Sweden's finest (and perhaps only) collaborative, leftist e-newspaper Synapze.se

by A swedish kind of death on Wed Jan 18th, 2012 at 09:16:10 AM EST
[ Parent ]
In a sense they are not real ~ they are the climax of the astroturf skillset, generated largely by oil money to put the brakes on health care reform, in order to put the energy bill into the midterm election year and so kill it.

But in another sense, they are as real as any other greenhouse plant ~ they may not be able to sustain and reproduce themselves without special support, but if that special support is in fact there, then they do exist.

Does the tea party of mass media coverage exist? Of course not ~ manipulating mass media coverage is part of the basic astroturf skillset. Indeed, it was constructed in light of prior experienceon how mass media would react, so any other initial mass media coverage would have implied incompetent execution.

I've been accused of being a Marxist, yet while Harpo's my favourite, it's Groucho I'm always quoting. Odd, that.

by BruceMcF (agila61 at netscape dot net) on Thu Jan 19th, 2012 at 04:29:07 PM EST
Define "real".  The American Populist movement has never been internally consistent and has always had strong roots in racism, xenophobia, and the Protestant Evangelical movement.  The Tea Party doesn't attack the banks because it is against the 1%; it attacks because the banks are part of a foreign, socialist, Jewish conspiracy.  That's why the Tea Party and Occupy Wall Street can't agree even when they both target the banks.  OWS is attacking for "all the wrong reasons."  That, and OWS is just a tool of the Kenyan/Muslim/Socialist/overly melanin-ed usurper in the White House.  The Tea Partiers just want the government to keep its hands off everything, including their Social Security and Medicare.  Is there astroturfing and deliberate misleading of the faithful by the lords and masters?  Do the Koch Bros. drink grande champagne hors d'age from the skulls of dead babies?
by rifek on Thu Jan 19th, 2012 at 04:49:17 PM EST
Another factor is that if you don't have an official party platform, you can have members with viewpoints that are pretty divergent.

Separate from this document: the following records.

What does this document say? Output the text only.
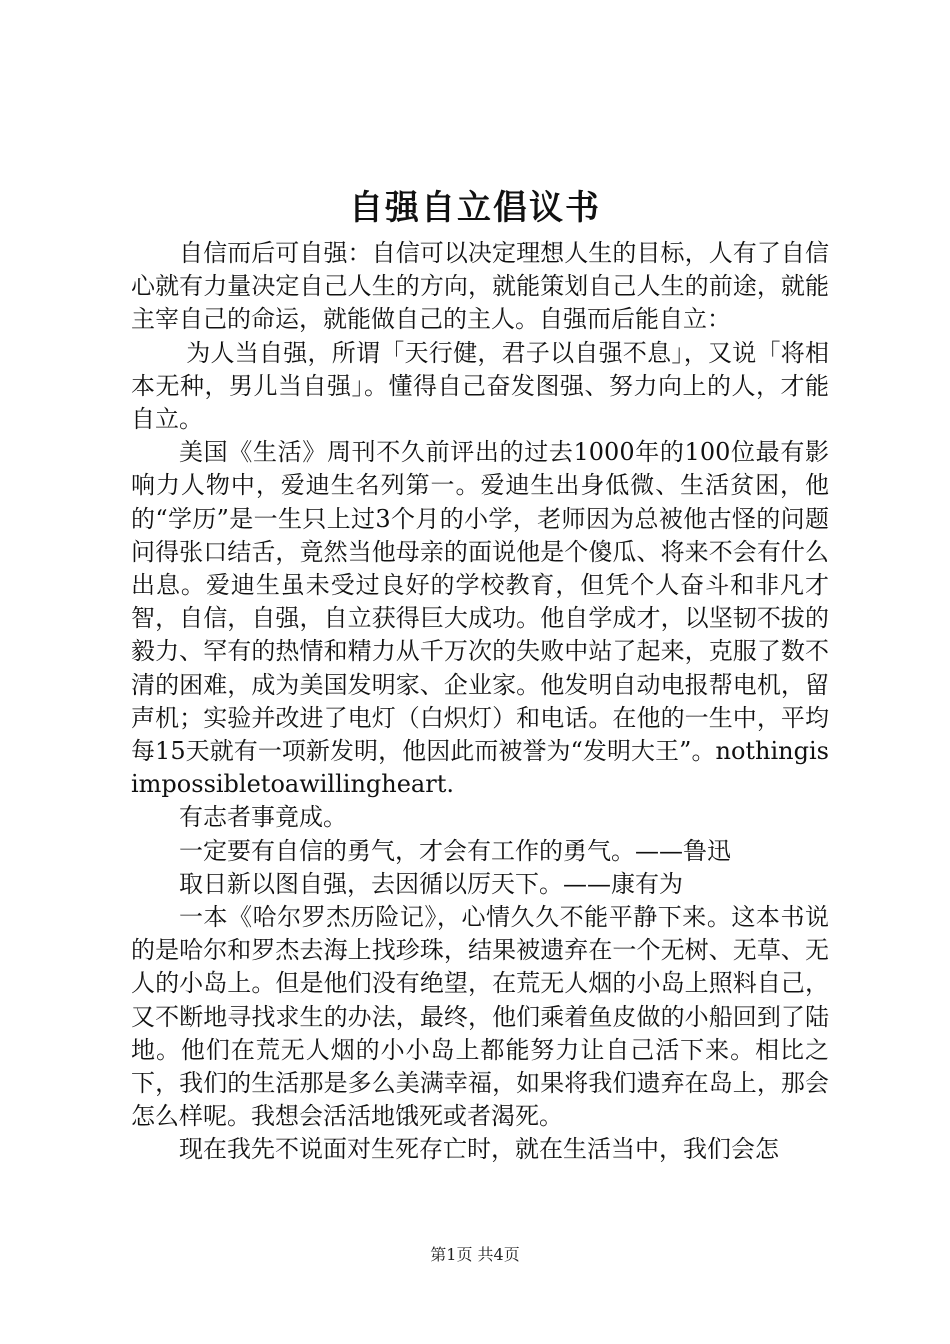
自强自立倡议书

自信而后可自强：自信可以决定理想人生的目标，人有了自信心就有力量决定自己人生的方向，就能策划自己人生的前途，就能主宰自己的命运，就能做自己的主人。自强而后能自立：

为人当自强，所谓「天行健，君子以自强不息」，又说「将相本无种，男儿当自强」。懂得自己奋发图强、努力向上的人，才能自立。

美国《生活》周刊不久前评出的过去1000年的100位最有影响力人物中，爱迪生名列第一。爱迪生出身低微、生活贫困，他的“学历”是一生只上过3个月的小学，老师因为总被他古怪的问题问得张口结舌，竟然当他母亲的面说他是个傻瓜、将来不会有什么出息。爱迪生虽未受过良好的学校教育，但凭个人奋斗和非凡才智，自信，自强，自立获得巨大成功。他自学成才，以坚韧不拔的毅力、罕有的热情和精力从千万次的失败中站了起来，克服了数不清的困难，成为美国发明家、企业家。他发明自动电报帮电机，留声机；实验并改进了电灯（白炽灯）和电话。在他的一生中，平均每15天就有一项新发明，他因此而被誉为“发明大王”。nothingisimpossibletoawillingheart.

有志者事竟成。

一定要有自信的勇气，才会有工作的勇气。——鲁迅

取日新以图自强，去因循以厉天下。——康有为

一本《哈尔罗杰历险记》，心情久久不能平静下来。这本书说的是哈尔和罗杰去海上找珍珠，结果被遗弃在一个无树、无草、无人的小岛上。但是他们没有绝望，在荒无人烟的小岛上照料自己，又不断地寻找求生的办法，最终，他们乘着鱼皮做的小船回到了陆地。他们在荒无人烟的小小岛上都能努力让自己活下来。相比之下，我们的生活那是多么美满幸福，如果将我们遗弃在岛上，那会怎么样呢。我想会活活地饿死或者渴死。

现在我先不说面对生死存亡时，就在生活当中，我们会怎

第1页 共4页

When you write down your positions, people start getting mad and leaving...
by asdf on Fri Jan 20th, 2012 at 12:49:06 AM EST
is the best way to understand what the Tea Party is. In the immediate post Civil War period in the US, dozens of black congressmen and senators were elected during early Reconstruction years, not to mention state level legislators.  Immediately, however, disgruntled Confederate veterans began organizing to suppress black votes and, within a few years, most of the elected blacks were out of office, where they remained for a century more. The original Ku Klux Klan was the most successful of these quite spontaneous and loosely organized groups, and it even included a few black members in the early days. The Tea Party needs to be understood as a revival of anti-Reconstruction politics in reaction to the election of a liberal, black President, and it is very real in that sense.